In a literal sense, background noise helps me tune in to what I’ve got in front of me to finish. I like working in noisy coffee shops with the ambient noise of strangers’ conversations, latte milk being foamed, and music overhead. There’s a coffee shop in the building where I work and, fortunately, my job is flexible enough that I can disappear there when I need to concentrate. By having something to tune out, I can tune in better to what I am reading or writing.
[Free Handout: How To Focus (When Your Brain Says ‘No!’)]
I’ve learned through trial and error, though, that some methods I’ve used to focus cause more harm than help. For example, my wife does not appreciate it when I play guitar through a serious conversation. I may like having something for my hands to do and something for a part of my mind to be engaged in but it does not help with important, consensus-building decision making or intimacy. Point taken.
Another unhealthy self-focusing distraction in my past: using an alcoholic buzz to aid my concentration.
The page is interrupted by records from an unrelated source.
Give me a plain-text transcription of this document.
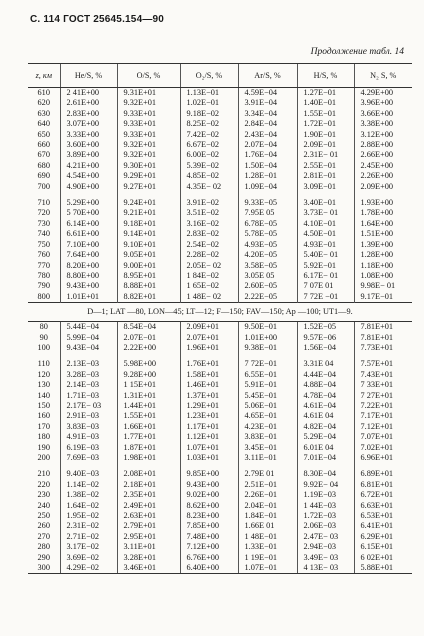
С. 114 ГОСТ 25645.154—90
Продолжение табл. 14
z, км	He/S, %	O/S, %	O₂/S, %	Ar/S, %	H/S, %	N₂ S, %
610	2 41E+00	9.31E+01	1.13E−01	4.59E−04	1.27E−01	4.29E+00
620	2.61E+00	9.32E+01	1.02E−01	3.91E−04	1.40E−01	3.96E+00
630	2.83E+00	9.33E+01	9.18E−02	3.34E−04	1.55E−01	3.66E+00
640	3.07E+00	9.33E+01	8.25E−02	2.84E−04	1.72E−01	3.38E+00
650	3.33E+00	9.33E+01	7.42E−02	2.43E−04	1.90E−01	3.12E+00
660	3.60E+00	9.32E+01	6.67E−02	2.07E−04	2.09E−01	2.88E+00
670	3.89E+00	9.32E+01	6.00E−02	1.76E−04	2.31E− 01	2.66E+00
680	4.21E+00	9.30E+01	5.39E−02	1.50E−04	2.55E−01	2.45E+00
690	4.54E+00	9.29E+01	4.85E−02	1.28E−01	2.81E−01	2.26E+00
700	4.90E+00	9.27E+01	4.35E− 02	1.09E−04	3.09E−01	2.09E+00

710	5.29E+00	9.24E+01	3.91E−02	9.33E−05	3.40E−01	1.93E+00
720	5 70E+00	9.21E+01	3.51E−02	7.95E 05	3.73E− 01	1.78E+00
730	6.14E+00	9.18E+01	3.16E−02	6.78E−05	4.10E−01	1.64E+00
740	6.61E+00	9.14E+01	2.83E−02	5.78E−05	4.50E−01	1.51E+00
750	7.10E+00	9.10E+01	2.54E−02	4.93E−05	4.93E−01	1.39E+00
760	7.64E+00	9.05E+01	2.28E−02	4.20E−05	5.40E− 01	1.28E+00
770	8.20E+00	9.00E+01	2.05E− 02	3.58E−05	5.92E−01	1.18E+00
780	8.80E+00	8.95E+01	1 84E−02	3.05E 05	6.17E− 01	1.08E+00
790	9.43E+00	8.88E+01	1 65E−02	2.60E−05	7 07E 01	9.98E− 01
800	1.01E+01	8.82E+01	1 48E− 02	2.22E−05	7 72E −01	9.17E−01
D—1; LAT —80, LON—45; LT—12; F—150; FAV—150; Ap —100; UT1—9.						
80	5.44E−04	8.54E−04	2.09E+01	9.50E−01	1.52E−05	7.81E+01
90	5.99E−04	2.07E−01	2.07E+01	1.01E+00	9.57E−06	7.81E+01
100	9.43E−04	2.22E+00	1.96E+01	9.38E−01	1.56E−04	7.73E+01

110	2.13E−03	5.98E+00	1.76E+01	7 72E−01	3.31E 04	7.57E+01
120	3.28E−03	9.28E+00	1.58E+01	6.55E−01	4.44E−04	7.43E+01
130	2.14E−03	1 15E+01	1.46E+01	5.91E−01	4.88E−04	7 33E+01
140	1.71E−03	1.31E+01	1.37E+01	5.45E−01	4.78E−04	7 27E+01
150	2.17E− 03	1.44E+01	1.29E+01	5.06E−01	4.61E−04	7.22E+01
160	2.91E−03	1.55E+01	1.23E+01	4.65E−01	4.61E 04	7.17E+01
170	3.83E−03	1.66E+01	1.17E+01	4.23E−01	4.82E−04	7.12E+01
180	4.91E−03	1.77E+01	1.12E+01	3.83E−01	5.29E−04	7.07E+01
190	6.19E−03	1.87E+01	1.07E+01	3.45E−01	6.01E 04	7.02E+01
200	7.69E−03	1.98E+01	1.03E+01	3.11E−01	7.01E−04	6.96E+01

210	9.40E−03	2.08E+01	9.85E+00	2.79E 01	8.30E−04	6.89E+01
220	1.14E−02	2.18E+01	9.43E+00	2.51E−01	9.92E− 04	6.81E+01
230	1.38E−02	2.35E+01	9.02E+00	2.26E−01	1.19E−03	6.72E+01
240	1.64E−02	2.49E+01	8.62E+00	2.04E−01	1 44E−03	6.63E+01
250	1.95E−02	2.63E+01	8.23E+00	1.84E−01	1.72E−03	6.53E+01
260	2.31E−02	2.79E+01	7.85E+00	1.66Е 01	2.06E−03	6.41E+01
270	2.71E−02	2.95E+01	7.48E+00	1 48E−01	2.47E− 03	6.29E+01
280	3.17E−02	3.11E+01	7.12E+00	1.33E−01	2.94E−03	6.15E+01
290	3.69E−02	3.28E+01	6.76E+00	1 19E−01	3.49E− 03	6 02E+01
300	4.29E−02	3.46E+01	6.40E+00	1.07E−01	4 13E− 03	5.88E+01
Getting drunk created an ambient noise in my own head that made it feel like I could focus. I didn’t consciously use it for that purpose. In hindsight, I see that the challenge of completing mundane tasks while intoxicated was a motivation or subconscious justification for drinking. That’s when my drinking slipped the boundaries of social convention and began to be a daily, self-prescribed albatross.
The truth is, it didn’t work. There’s a fine line between using white noise to focus and surrendering to the distraction itself. Drinking didn’t help me concentrate or make me more productive. Alcohol made my life unmanageable. Rather than the temporary drama of a self-imposed deadline, my alcohol use created real drama, real pain, and real consequences. Before long, my addiction was the only thing I could focus on. The only task that mattered was getting my next drink.
[Free Resource: Make Mindfulness Work for You]
It helps to know how I can be most productive, how I can arrange my circumstances to help me focus and what I need to do in order to concentrate. But it is essential for me to know and be honest with myself about what will not work. Life has plenty of drama, plenty of distractions, and plenty of noise. I don’t need to create any more through indulging in my addictions.